Pinkwashing, greenwashing, redwashing and brownwashing are just some of the terms that have been coined to prop up what I like to call the washing libel. It’s a cohesive system through which anything and everything that portrays Israel in a positive light are painted either as a cynical attempt to obfuscate the inherent evil of Israeli Jewish society or worse.
The enemy that proponents of this family of libels work to fight against is the idea that the state of Israel is normal, and this campaign of denormalization can’t be carried out without double standards used to demonize and delegitimize Israel and the people living within it.
Israel is hardly alone on the world stage in using LGBTQ+ rights as part of the image of itself it wants to broadcast. Canada itself falls under this category. But no one attacks Canada’s public relations campaigns as part of a plot to cover up its history of residential schools, for example, nor should they.
The idea that LGBTQ+ rights in Israel exist for the sake of hiding some other form of oppression is patently false. There is no sinister conspiracy behind Pride parades being held in Tel Aviv. They would be taking place regardless of the existence of any conflict with the Palestinians. Attacking each and every positive thing that comes out of Israel, whether it be environmentalism, veganism or countless medical and technological advancements inverts reality by turning good into evil.
There’s one article published at The Hebrew University in Jerusalem in 2007 that represents the washing libel taken to its farthest logical extreme. Put briefly, Tal Nitsan argued that IDF soldiers not raping Palestinian women constituted racist dehumanization, and that moral and ethical standards being upheld in the army were simply proof of chauvinist nationalism. It shouldn’t need to be said that, contrary to her words, “rape and non-rape” are not “two sides of the same coin,” but the underlying pathology is remarkable. In this upside-down world, any seemingly good thing that comes out of Israel is, in fact, sinister and evidence of an underlying evil.

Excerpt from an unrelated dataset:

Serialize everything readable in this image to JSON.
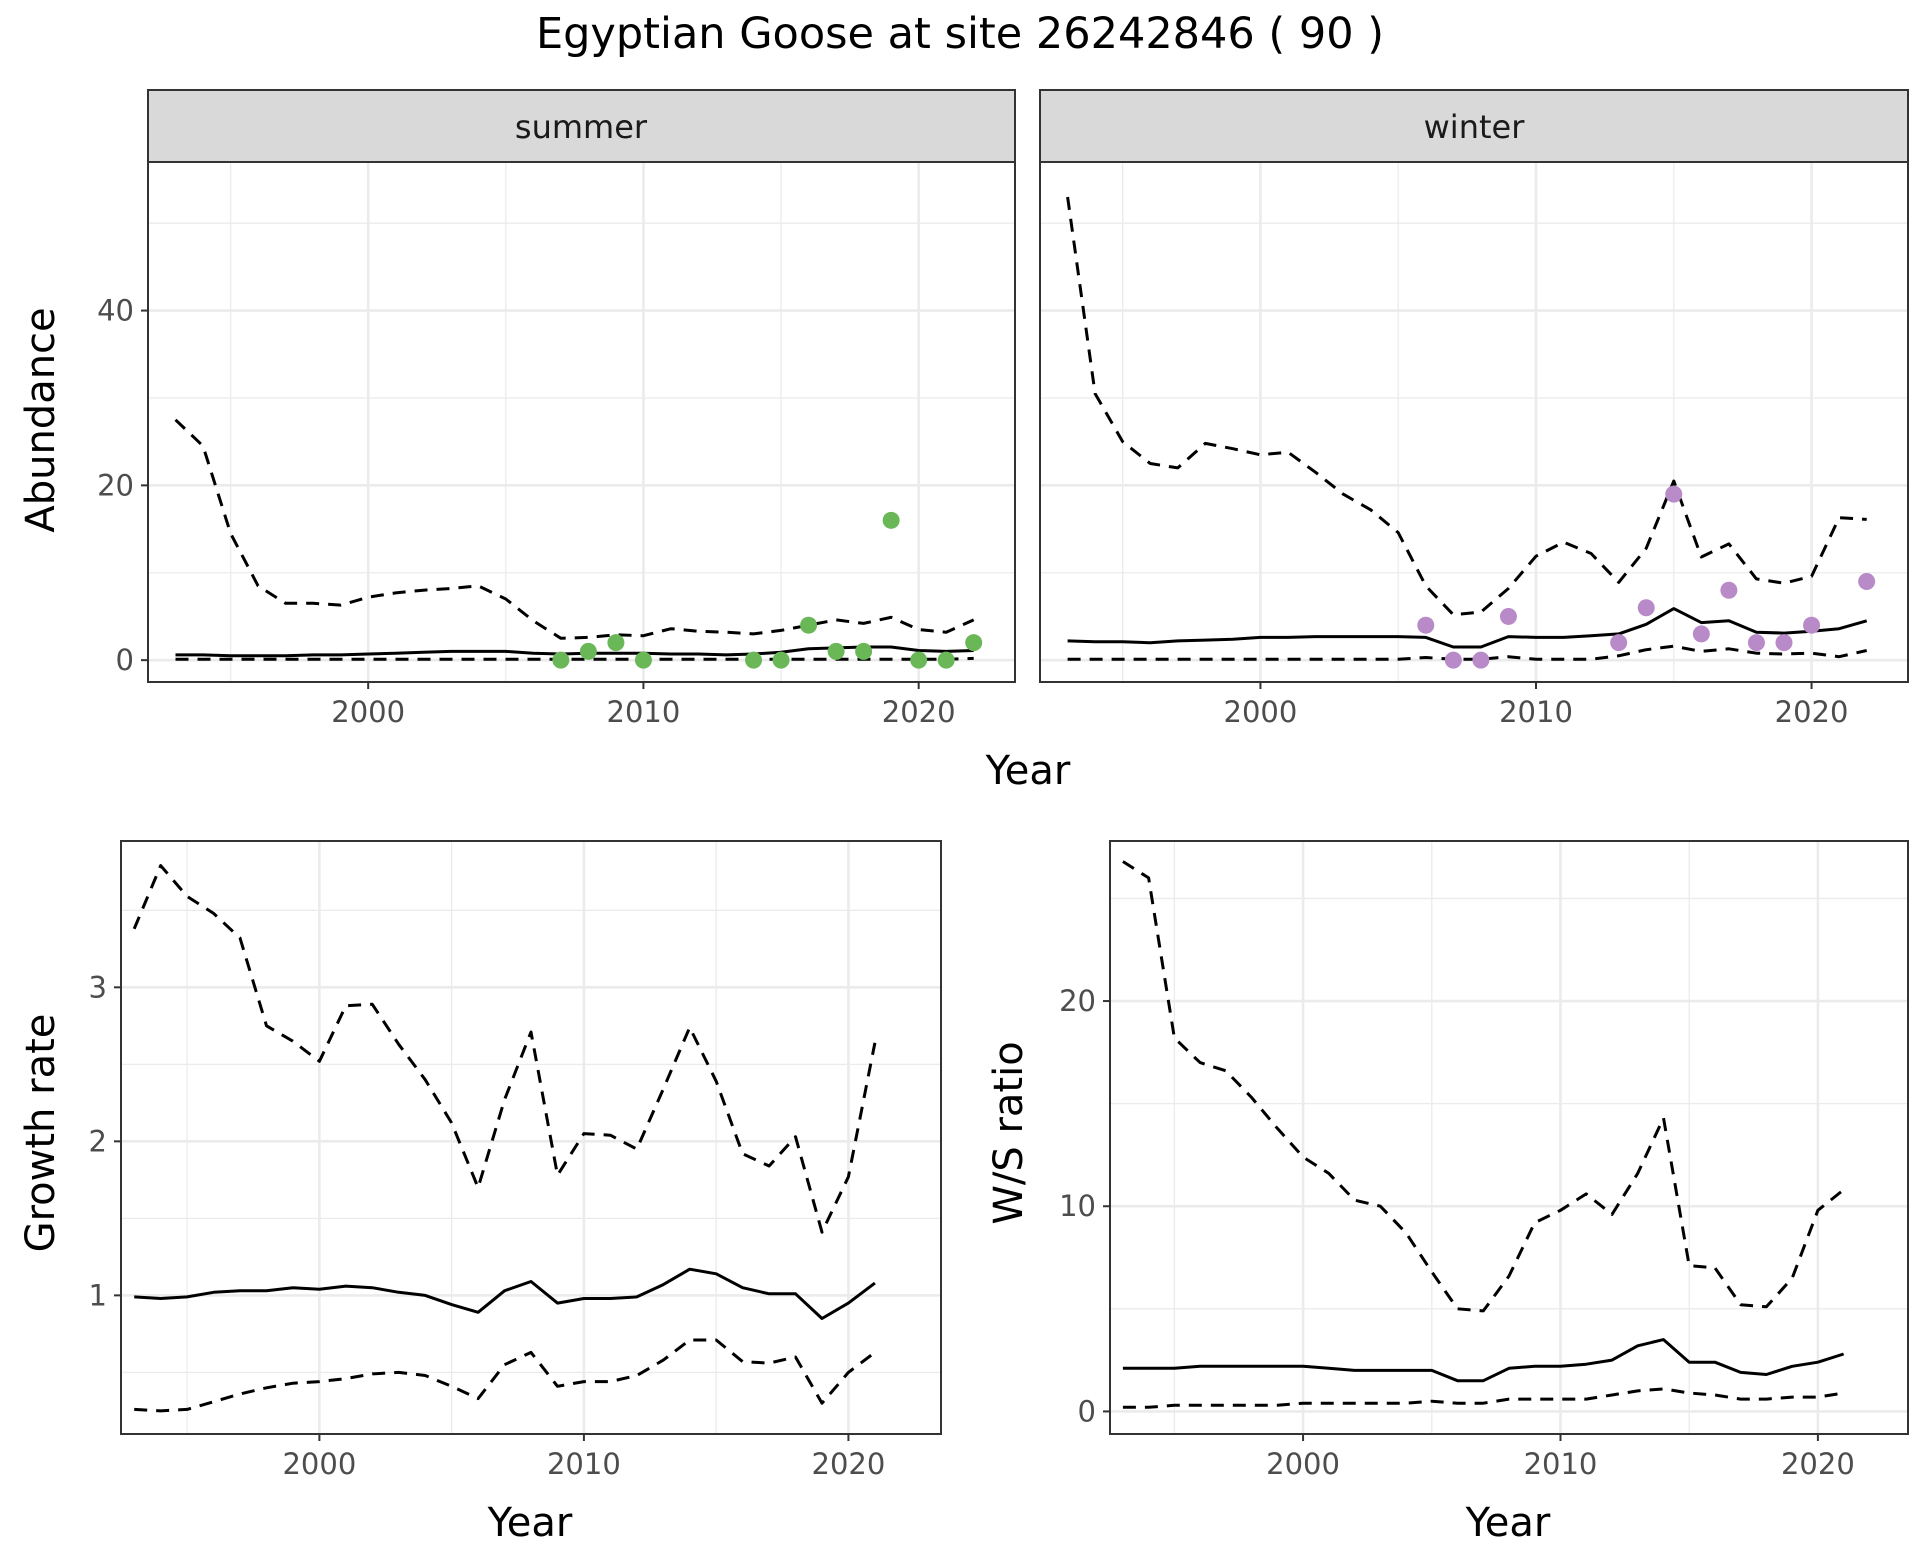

If the sin of violating the framework that views Israel as the ultimate evil in the world makes anything that promotes Israel in a positive light taboo, anything that paints Israel’s enemies in a bad light is naturally seen as equally taboo solely because it doesn’t serve the agenda at hand. This willful blindness further hurts victims of Hamas and the Palestinian Authority, whether they are Palestinians living in the West Bank and the Gaza Strip or Israelis living outside of it.
AND IT’S the victims that are hurt the most when the internal sins of the other side are instrumentalized in order to win an argument in rhetorical debate. Shouting at someone about how they would be thrown off of a roof in Gaza doesn’t do LGBTQ+ Palestinians any good. It callously weaponizes the suffering they face and uses one facet of their identity to attack another.
Israel's "brownwashing"
The mirror image of this is found in claims of “brownwashing” or “Mizrahi-washing” by Israel. Presenting a Mizrahi image of Israel is cast as a plot to distract from Palestinian oppression and paper over social inequalities that do exist. But feigning concern for Mizrahi and Ethiopian Israelis in order to deny them the right to self-determination is washing par excellence. People on the internet insulting Yemenites for having their babies stolen or telling Ethiopian Israelis to enjoy their sterilization don’t come from a place of good faith.
Again, it’s not that there isn’t a real discussion to be had about various social issues in Palestinian society. Those conversations need to happen in a way that’s constructive and with the best interest of the human beings involved in mind. Claiming pinkwashing (or any of the other so-called “washings”) whenever anyone tries to have that discussion ironically serves to paint over some of the unfortunate realities of Palestinian society. Neither Israelis or Palestinians need to achieve social perfection as a prerequisite for self-determination, but contrary to what some anti-Zionists may think, anticipating the destruction of Israel as a magical and messianic event after which internal social issues can begin to be tackled is just as illegitimate of an idea.
The root of the issue is an attempt to import bigoted and destructive campaigns of denormalization that passed their prime decades ago into contemporary political discourse. But as loud as those voices may seem, they’ve already failed. Even this article errs on giving this campaign more light of day than it’s worth. Not only because there’s nothing that can be done to convince its proponents otherwise, but because Israel today is vibrant, prosperous, and thriving, and no weak effort conducted in bad faith can succeed in obscuring that reality.
The writer is a student at the University of Toronto and a Canadian campus media fellow with HonestReporting Canada.